Before procuring the hovercraft, the government had even planned to issue identity cards to fishermen living around the lake as an alternative measure to flush out militants.On Saturday, the Union home secretary inspected infrastructure development of hovercraft stations. Manipur DGP Y Joykumar Singh said the state police is the only force using hovercraft to counter insurgency in the country.

[Link.]

In case you care, here’s the brief background of the Manipur insurgency: The state of Manipur, in north-eastern India, rests mostly within the bordering nation of Myanmar, but avoids being an exclave through a 13-mile-wide connection with India called “The Chicken’s Neck.” Since the early 1980s, Manipur has been the site of an ongoing rebellion led by Manipuri separatists. These groups cite the facts that Manipur was an independent kingdom for 2,000 years before being incorporated into British India, and that on the departure of the British in 1947 Manipur regained its independent for two years before being reincorporated into newly-independent India. The low-intensity conflict has “only” killed about 8,000 people since it began, but a BBC article from 2007 observes that it has a large impact within the region, and has been ignored by the world:

Study any newspaper in Manipur, and it makes for grim reading. The are constant stories of brutality, bombings and murder. Yet this long-running conflict is rarely reported in the Western media. That is in part due to restrictions by the Indian Government on visiting the state.

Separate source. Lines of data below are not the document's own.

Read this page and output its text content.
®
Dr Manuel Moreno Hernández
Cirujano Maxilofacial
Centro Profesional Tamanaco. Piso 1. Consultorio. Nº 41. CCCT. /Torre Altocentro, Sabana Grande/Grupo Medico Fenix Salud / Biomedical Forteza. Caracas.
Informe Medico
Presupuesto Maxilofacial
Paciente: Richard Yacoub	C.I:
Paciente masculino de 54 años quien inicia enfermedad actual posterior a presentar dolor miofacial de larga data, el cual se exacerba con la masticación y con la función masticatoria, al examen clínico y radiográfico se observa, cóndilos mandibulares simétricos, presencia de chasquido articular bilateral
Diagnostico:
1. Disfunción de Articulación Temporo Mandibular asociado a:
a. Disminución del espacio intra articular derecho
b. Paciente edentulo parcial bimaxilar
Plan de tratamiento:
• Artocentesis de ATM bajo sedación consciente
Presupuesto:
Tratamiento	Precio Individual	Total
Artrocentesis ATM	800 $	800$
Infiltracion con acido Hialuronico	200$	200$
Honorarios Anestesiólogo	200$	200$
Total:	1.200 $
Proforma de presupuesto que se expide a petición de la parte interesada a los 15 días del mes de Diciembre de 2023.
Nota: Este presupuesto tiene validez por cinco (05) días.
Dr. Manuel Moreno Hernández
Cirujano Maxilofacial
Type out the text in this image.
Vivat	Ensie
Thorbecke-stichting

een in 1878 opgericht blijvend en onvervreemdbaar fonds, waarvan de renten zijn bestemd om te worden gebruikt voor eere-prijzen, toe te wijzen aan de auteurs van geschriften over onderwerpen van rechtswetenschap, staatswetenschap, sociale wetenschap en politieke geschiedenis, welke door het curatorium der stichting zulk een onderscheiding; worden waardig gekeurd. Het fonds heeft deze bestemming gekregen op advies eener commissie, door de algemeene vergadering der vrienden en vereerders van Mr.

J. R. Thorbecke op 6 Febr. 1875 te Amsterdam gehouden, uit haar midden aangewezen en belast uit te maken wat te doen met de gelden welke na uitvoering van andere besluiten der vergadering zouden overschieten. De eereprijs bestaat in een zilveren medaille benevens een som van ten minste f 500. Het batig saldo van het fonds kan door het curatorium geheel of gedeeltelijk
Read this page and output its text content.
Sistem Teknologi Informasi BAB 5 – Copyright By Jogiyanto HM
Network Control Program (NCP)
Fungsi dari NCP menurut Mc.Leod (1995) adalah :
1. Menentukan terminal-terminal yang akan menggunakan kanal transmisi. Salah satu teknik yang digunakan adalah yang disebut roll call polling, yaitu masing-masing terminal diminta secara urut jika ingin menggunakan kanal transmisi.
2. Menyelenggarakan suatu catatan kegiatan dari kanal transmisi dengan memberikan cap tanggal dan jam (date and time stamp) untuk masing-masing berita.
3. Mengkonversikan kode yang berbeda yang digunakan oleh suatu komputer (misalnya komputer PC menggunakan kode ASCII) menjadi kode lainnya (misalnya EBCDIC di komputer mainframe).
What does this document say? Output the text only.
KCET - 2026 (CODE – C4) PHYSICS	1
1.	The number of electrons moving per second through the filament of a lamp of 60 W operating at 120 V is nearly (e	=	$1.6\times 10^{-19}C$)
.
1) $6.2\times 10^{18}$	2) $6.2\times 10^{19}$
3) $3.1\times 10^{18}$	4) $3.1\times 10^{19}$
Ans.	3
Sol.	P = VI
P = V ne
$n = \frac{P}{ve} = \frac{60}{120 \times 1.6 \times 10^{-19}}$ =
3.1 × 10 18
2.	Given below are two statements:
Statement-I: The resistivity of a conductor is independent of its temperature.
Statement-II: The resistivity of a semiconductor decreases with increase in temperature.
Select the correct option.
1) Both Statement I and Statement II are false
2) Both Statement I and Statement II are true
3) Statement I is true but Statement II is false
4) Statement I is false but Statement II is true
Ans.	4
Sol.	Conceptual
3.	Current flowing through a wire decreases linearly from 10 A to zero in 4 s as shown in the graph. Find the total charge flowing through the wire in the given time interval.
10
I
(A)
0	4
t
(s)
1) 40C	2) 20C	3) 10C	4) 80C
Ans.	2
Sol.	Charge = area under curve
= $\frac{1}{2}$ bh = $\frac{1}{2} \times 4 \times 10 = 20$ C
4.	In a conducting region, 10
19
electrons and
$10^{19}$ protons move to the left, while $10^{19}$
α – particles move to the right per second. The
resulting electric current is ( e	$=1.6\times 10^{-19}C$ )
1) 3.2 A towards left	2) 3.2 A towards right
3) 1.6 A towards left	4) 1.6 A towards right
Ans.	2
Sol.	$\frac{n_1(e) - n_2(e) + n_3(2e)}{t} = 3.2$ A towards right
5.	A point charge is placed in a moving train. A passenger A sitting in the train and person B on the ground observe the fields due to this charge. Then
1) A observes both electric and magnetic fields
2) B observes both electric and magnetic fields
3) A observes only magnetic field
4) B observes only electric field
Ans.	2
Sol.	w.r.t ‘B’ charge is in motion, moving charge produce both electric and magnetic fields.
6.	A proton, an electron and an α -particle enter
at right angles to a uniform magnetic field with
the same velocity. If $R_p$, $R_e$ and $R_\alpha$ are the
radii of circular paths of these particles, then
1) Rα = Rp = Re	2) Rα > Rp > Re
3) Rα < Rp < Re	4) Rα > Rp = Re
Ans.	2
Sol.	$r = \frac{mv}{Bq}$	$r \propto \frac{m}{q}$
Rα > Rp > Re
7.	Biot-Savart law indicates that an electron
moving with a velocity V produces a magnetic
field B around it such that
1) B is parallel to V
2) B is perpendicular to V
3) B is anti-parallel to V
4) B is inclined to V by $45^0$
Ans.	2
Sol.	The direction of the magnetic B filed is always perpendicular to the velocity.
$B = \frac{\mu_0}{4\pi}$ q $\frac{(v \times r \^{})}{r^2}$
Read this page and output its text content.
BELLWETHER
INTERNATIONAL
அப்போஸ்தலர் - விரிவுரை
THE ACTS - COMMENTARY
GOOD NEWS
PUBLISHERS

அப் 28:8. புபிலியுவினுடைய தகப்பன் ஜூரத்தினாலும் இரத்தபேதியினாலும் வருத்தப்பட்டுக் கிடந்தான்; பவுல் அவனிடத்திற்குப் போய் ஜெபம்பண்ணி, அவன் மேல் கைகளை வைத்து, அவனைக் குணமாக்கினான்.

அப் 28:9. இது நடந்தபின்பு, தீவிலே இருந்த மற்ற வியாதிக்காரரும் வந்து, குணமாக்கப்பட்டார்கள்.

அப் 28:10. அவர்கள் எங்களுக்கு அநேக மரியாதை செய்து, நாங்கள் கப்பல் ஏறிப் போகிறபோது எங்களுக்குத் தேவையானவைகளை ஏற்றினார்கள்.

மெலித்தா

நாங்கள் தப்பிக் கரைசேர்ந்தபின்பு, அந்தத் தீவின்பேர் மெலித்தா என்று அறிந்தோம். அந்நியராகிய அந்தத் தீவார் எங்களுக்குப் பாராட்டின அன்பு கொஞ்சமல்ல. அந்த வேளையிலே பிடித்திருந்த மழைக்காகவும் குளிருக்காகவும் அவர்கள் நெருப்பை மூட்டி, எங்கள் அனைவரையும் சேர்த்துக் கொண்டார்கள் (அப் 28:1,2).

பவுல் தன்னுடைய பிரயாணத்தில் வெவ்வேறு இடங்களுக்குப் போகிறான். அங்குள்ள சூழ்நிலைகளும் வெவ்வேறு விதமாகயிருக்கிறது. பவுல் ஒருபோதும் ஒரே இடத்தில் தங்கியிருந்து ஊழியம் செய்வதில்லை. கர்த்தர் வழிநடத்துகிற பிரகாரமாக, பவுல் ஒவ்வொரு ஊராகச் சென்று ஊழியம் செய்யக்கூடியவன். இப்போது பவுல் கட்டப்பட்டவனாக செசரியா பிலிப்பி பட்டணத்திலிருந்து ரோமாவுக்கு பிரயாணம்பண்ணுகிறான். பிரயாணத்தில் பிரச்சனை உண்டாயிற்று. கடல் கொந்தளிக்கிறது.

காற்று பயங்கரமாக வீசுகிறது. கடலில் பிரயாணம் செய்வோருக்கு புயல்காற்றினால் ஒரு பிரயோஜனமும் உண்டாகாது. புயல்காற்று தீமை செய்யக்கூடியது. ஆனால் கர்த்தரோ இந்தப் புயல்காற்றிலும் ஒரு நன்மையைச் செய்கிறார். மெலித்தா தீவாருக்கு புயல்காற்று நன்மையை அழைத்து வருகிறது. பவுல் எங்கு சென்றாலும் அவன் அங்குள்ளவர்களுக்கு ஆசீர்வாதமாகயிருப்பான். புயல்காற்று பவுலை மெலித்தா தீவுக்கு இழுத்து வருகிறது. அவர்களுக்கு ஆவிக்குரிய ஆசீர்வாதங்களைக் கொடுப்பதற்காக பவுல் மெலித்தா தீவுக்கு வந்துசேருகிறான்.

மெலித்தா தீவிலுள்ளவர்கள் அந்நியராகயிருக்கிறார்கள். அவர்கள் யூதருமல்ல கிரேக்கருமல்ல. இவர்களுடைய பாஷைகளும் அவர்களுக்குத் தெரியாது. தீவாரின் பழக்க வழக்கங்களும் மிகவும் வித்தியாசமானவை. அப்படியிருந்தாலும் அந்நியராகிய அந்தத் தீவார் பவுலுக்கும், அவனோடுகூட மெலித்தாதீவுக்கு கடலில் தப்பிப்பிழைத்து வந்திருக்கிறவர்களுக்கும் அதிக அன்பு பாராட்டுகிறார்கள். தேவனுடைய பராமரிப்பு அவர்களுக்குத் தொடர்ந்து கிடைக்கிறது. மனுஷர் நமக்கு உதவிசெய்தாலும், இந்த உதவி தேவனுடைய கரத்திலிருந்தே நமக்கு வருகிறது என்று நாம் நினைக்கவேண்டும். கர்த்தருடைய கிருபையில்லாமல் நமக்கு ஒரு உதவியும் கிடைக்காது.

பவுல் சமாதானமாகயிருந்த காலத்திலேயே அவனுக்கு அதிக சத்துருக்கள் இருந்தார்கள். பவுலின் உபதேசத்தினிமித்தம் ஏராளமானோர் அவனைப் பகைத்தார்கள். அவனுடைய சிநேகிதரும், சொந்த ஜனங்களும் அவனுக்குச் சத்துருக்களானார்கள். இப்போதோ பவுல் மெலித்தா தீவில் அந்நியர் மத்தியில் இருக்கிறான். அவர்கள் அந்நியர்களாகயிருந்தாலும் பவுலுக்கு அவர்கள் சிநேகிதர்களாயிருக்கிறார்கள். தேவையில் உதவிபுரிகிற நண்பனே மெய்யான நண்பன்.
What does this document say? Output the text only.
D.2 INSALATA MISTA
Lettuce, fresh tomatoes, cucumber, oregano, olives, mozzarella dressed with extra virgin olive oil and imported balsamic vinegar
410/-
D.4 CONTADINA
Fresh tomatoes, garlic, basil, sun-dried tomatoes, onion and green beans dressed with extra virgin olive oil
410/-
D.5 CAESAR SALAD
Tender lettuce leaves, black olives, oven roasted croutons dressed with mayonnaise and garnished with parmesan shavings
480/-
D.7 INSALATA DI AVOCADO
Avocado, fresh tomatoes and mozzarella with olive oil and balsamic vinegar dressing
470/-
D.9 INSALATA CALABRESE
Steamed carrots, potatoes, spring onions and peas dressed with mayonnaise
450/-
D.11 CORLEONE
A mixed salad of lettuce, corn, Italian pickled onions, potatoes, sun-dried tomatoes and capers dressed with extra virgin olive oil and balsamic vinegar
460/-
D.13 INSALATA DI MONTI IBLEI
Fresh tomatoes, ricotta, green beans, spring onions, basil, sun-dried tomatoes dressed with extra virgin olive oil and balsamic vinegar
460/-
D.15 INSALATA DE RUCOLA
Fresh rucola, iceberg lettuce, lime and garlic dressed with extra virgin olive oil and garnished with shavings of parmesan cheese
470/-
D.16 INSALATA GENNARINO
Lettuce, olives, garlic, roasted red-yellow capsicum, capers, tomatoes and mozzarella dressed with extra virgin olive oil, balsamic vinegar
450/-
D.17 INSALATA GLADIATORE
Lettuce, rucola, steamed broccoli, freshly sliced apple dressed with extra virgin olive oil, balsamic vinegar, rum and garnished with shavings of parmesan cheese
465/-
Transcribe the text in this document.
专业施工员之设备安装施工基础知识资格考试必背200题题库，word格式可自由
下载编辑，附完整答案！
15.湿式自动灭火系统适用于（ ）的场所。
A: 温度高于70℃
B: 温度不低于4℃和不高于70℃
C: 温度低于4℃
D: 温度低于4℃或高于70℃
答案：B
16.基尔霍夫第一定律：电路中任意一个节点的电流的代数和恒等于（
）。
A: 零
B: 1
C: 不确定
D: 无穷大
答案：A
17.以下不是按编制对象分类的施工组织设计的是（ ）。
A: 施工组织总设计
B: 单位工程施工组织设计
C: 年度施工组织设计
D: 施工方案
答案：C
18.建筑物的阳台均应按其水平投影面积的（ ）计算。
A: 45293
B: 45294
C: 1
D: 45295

…There are many ordinary Manipuris who are growing tired of the rebels’ influence. Several insurgent groups increasingly issue diktats and rulings on moral and social behaviour, enforced with the threat of violence.

Bollywood films are no longer screened in the state because of their allegedly “corrupting Indian influence”. Schoolgirls must wear the traditional Manipuri sarong to school.

The bloodshed is made worse by bitter rivalry between certain rebel groups, many of whom represent diverse ethnic groups or political outlooks.

Extortion is also rampant in Manipur. Most professions are forced to pay the rebels regular sums of money that are locally called ‘tax’.

In recent months, chemist shops across Manipur closed down en masse after a particularly high financial demand from rebels could not be met. Their desperate actions endangered the lives of many patients reliant on medicine. Days later, they were forced to re-open at gunpoint by the police.

In the state capital of Imphal, it is impossible to miss the presence of the Indian army. On almost every corner, I notice armed soldiers on patrol, military checkpoints and armoured vehicles.

They are there to counter the threat of rebel attack.

Yet many Manipuris claim that the army is making matters worse.